そして、健康を維持していくためには、栄養バランスのとれた食生活が必要とされており、そのためには、それぞれ異なった栄養素を備えている多くの種類の食べ物をバランスよく規則的に摂取することが推奨されているところ、このことは、人間に限らず、猫等の愛玩動物においても共通しているといえる。

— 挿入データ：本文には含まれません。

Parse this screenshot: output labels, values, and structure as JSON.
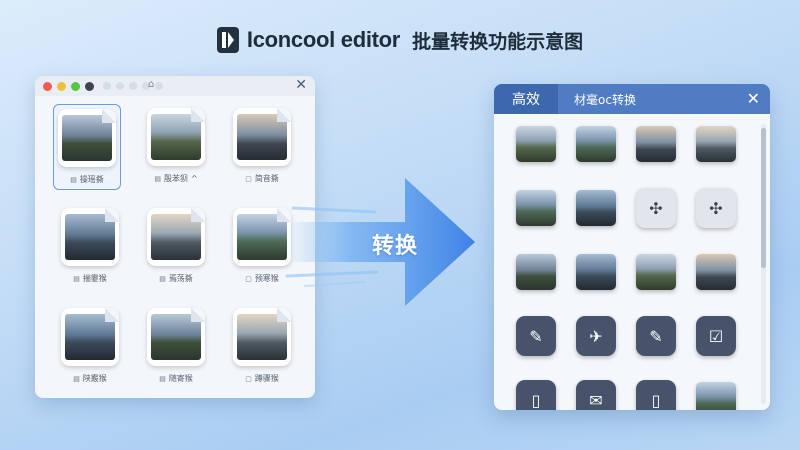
{
  "header": {
    "brand": "Iconcool editor",
    "subtitle": "批量转换功能示意图"
  },
  "left_window": {
    "title_icon": "image-icon",
    "close_glyph": "✕",
    "files": [
      {
        "label": "操瑶撕",
        "icon": "▤",
        "scene": "sc1",
        "selected": true
      },
      {
        "label": "殷苯狈",
        "icon": "▤",
        "scene": "sc2",
        "caret": "^"
      },
      {
        "label": "简音撕",
        "icon": "▢",
        "scene": "sc3"
      },
      {
        "label": "揣霎猴",
        "icon": "▤",
        "scene": "sc4"
      },
      {
        "label": "焉荡撕",
        "icon": "▤",
        "scene": "sc5"
      },
      {
        "label": "预寒猴",
        "icon": "▢",
        "scene": "sc6"
      },
      {
        "label": "陕霰猴",
        "icon": "▤",
        "scene": "sc4"
      },
      {
        "label": "随寄猴",
        "icon": "▤",
        "scene": "sc1"
      },
      {
        "label": "蹲骤猴",
        "icon": "▢",
        "scene": "sc5"
      }
    ]
  },
  "arrow": {
    "label": "转换"
  },
  "right_window": {
    "active_tab": "高效",
    "tab": "材毫oc转换",
    "close_glyph": "✕",
    "icons": [
      {
        "kind": "photo",
        "scene": "sc2"
      },
      {
        "kind": "photo",
        "scene": "sc6"
      },
      {
        "kind": "photo",
        "scene": "sc3"
      },
      {
        "kind": "photo",
        "scene": "sc5"
      },
      {
        "kind": "photo",
        "scene": "sc6"
      },
      {
        "kind": "photo",
        "scene": "sc4"
      },
      {
        "kind": "glyph",
        "glyph": "✣",
        "light": true
      },
      {
        "kind": "glyph",
        "glyph": "✣",
        "light": true
      },
      {
        "kind": "photo",
        "scene": "sc1"
      },
      {
        "kind": "photo",
        "scene": "sc4"
      },
      {
        "kind": "photo",
        "scene": "sc2"
      },
      {
        "kind": "photo",
        "scene": "sc3"
      },
      {
        "kind": "glyph",
        "glyph": "✎"
      },
      {
        "kind": "glyph",
        "glyph": "✈"
      },
      {
        "kind": "glyph",
        "glyph": "✎"
      },
      {
        "kind": "glyph",
        "glyph": "☑"
      },
      {
        "kind": "glyph",
        "glyph": "▯"
      },
      {
        "kind": "glyph",
        "glyph": "✉"
      },
      {
        "kind": "glyph",
        "glyph": "▯"
      },
      {
        "kind": "photo",
        "scene": "sc6"
      }
    ]
  }
}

以上よりすれば、本願商標をその指定商品「猫用飼料」に使用しても、これに接する需要者は、種々のものが混合されている飼料であることを表示したもの、つまり、単に、商品の品質(原材料)等を表示したものと理解するに止まり、自他商品を識別する標識としての商標を表示したものと認識し得ないとみるのが相当である。
なお、請求人は、「五目」の文言が使用されているのは、食品分野であって、すべて人間のための食品に使用されていることは明らかであり、人以外の動物の猫用飼料に採択したことは、他の同種の商品との識別を強く認識させるものである旨主張をしているが、広辞苑には、上記のごとく「食品に限る」旨の語義とはなっておらず、また、請求人が添付したパンフレット及びインターネットの請求人ホームページ(http://www.kitanet.ne.jp/~petfood/ckan/ckan7.html)に掲載されている「二つのベース肉に三つのおかずを加えた猫のための五目メニュー!!まぐろの本場、焼津にこだわった国産品。各フレーバーとも、ベース肉は白身100%まぐろとヘルシーなササミ肉を使用。具材は人気のしらす+新提案2品種を組み合わせ、バラエティー豊かな味わい。猫の好みに応じていろいろ選べる5種類のおいしさが新たに加わりました。食感をそそられる色彩豊かな見た目も売り!毎日の健康維持に欠かせないビタミンEを強化。DHAもたっぷり」をみても、「五目」の語は、上記意味合いとして使用されているといえるから、請求人の主張は採用することができない。
したがって、本願商標は、商標法第3条第1項第3号に該当するとして、本願を拒絶した原査定は、妥当であって、取り消すべき限りでない。
よって、結論のとおり審決する。